High-ductility strain-hardening cementitious composites at subzero temperatures by recycling waste crumb rubber: Air entrainment and flaw distribution optimization

The ductility of strain-hardening cementitious composites (SHCC) is known to degrade when exposed to subzero temperatures, compromising the resilience and sustainability of civil infrastructures. To address this issue, a preliminary attempt is conducted to explore the potential of employing an air-entraining agent (AEA) or waste crumb rubber to weaken the SHCC matrix and enhance the ductility of SHCC. The effects of incorporating AEA and crumb rubber (fine crumb rubber and coarse crumb rubber, referred to as FR and CR) on the fresh, physical, and mechanical properties of SHCC at various subzero temperatures are thoroughly examined and compared. The experimental results demonstrate that the air-entraining effect of incorporating waste crumb rubbers is similar to that of AEA, resulting in an approximate 9 % air content within the SHCC. Furthermore, the incorporation of crumb rubber significantly improves both the tensile strength and ductility of SHCC at subzero temperatures. Remarkably, the CR-modified SHCC exhibits a tensile strength of up to 10.50 MPa and a strain capacity of 4.30 % at −60 °C. The addition of crumb rubbers introduces uniformly distributed spherical bubbles, optimizing the size and distribution of flaws within the SHCC matrix and enhancing the strain potential of SHCC. This study proposes a cost-effective and environmentally friendly SHCC formulation by recycling waste crumb rubber and proposes a promising approach for developing high-ductility and sustainable SHCC in cold regions.

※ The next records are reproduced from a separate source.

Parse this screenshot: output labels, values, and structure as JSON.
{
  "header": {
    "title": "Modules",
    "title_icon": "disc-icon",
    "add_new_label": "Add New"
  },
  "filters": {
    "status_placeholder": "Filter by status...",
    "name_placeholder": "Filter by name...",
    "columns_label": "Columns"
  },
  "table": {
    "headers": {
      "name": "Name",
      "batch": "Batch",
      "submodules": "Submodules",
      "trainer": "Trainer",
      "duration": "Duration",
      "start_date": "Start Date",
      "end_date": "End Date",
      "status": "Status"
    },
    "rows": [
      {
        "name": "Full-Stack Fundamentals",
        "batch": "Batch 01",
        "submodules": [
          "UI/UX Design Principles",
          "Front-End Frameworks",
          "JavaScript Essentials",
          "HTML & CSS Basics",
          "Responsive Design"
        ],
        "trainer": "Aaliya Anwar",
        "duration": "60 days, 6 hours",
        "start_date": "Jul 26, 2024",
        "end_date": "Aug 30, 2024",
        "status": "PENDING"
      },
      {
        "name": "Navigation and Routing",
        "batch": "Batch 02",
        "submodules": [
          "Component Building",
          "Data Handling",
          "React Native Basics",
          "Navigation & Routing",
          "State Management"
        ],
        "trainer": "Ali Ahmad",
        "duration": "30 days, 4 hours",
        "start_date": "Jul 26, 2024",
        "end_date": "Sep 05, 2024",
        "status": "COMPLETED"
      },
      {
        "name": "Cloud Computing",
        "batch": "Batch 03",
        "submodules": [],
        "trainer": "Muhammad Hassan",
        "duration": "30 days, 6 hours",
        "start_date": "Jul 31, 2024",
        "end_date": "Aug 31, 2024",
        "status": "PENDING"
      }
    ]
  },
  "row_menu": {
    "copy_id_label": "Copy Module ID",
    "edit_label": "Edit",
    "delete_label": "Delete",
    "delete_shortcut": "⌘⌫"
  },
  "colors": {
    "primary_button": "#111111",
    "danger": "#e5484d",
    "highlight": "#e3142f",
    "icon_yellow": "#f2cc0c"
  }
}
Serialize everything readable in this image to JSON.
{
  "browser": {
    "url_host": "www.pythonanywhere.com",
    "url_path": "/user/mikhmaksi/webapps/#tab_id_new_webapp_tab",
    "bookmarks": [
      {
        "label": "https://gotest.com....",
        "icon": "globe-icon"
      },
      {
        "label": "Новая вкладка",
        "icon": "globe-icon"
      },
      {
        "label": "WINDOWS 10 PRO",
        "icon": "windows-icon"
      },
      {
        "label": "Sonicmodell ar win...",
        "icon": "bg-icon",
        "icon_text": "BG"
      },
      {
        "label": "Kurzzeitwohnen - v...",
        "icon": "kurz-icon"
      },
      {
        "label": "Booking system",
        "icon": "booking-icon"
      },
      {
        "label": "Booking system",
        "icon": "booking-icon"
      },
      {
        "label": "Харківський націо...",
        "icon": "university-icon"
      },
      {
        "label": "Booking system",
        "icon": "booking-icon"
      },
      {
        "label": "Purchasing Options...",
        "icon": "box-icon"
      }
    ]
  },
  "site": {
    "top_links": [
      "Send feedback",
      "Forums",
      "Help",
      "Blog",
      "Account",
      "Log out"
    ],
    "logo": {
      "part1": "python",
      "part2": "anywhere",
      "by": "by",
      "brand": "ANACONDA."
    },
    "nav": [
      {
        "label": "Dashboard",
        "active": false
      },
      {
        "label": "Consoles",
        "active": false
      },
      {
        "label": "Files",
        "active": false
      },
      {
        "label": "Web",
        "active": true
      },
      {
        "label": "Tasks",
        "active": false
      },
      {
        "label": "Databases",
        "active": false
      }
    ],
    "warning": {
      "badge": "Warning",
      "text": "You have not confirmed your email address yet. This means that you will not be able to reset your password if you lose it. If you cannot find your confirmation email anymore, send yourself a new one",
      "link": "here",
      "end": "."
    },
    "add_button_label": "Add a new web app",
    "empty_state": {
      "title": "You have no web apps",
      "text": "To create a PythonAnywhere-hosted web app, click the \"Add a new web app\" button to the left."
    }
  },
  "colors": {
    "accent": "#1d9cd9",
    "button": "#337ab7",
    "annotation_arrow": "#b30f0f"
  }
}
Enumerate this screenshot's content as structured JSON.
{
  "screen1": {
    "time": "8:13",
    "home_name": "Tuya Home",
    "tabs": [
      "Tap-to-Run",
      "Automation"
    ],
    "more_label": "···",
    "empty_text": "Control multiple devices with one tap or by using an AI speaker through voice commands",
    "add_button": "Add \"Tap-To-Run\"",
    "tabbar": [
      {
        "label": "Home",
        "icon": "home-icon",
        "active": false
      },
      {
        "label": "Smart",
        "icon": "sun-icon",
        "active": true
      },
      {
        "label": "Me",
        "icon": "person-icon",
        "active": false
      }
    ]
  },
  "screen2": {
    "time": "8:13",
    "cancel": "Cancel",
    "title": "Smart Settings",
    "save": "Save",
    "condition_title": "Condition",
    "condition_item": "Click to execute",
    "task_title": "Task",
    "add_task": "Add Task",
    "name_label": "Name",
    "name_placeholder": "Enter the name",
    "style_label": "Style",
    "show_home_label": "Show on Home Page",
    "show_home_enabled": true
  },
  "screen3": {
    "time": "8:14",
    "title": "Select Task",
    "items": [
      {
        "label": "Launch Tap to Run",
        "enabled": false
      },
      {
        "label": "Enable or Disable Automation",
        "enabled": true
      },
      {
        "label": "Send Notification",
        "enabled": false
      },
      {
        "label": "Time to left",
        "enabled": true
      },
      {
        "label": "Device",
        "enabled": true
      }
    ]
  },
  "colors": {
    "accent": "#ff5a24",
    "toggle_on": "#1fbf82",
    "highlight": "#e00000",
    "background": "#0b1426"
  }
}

By leveraging the potential of solid waste, this research contributes to the advancement of durable and resilient infrastructure solutions. •Introduction of waste crumb rubber and AEA into PE-SHCC to improve ductile properties at subzero temperatures.•Evaluation of air-entraining, mechanical, and micromechanical behavior of waste crumb rubber and AEA in PE-SHCC at subzero temperatures.•5 vol% CR introduced about 9 % of air bubbles and optimized defect size and distribution in SHCC.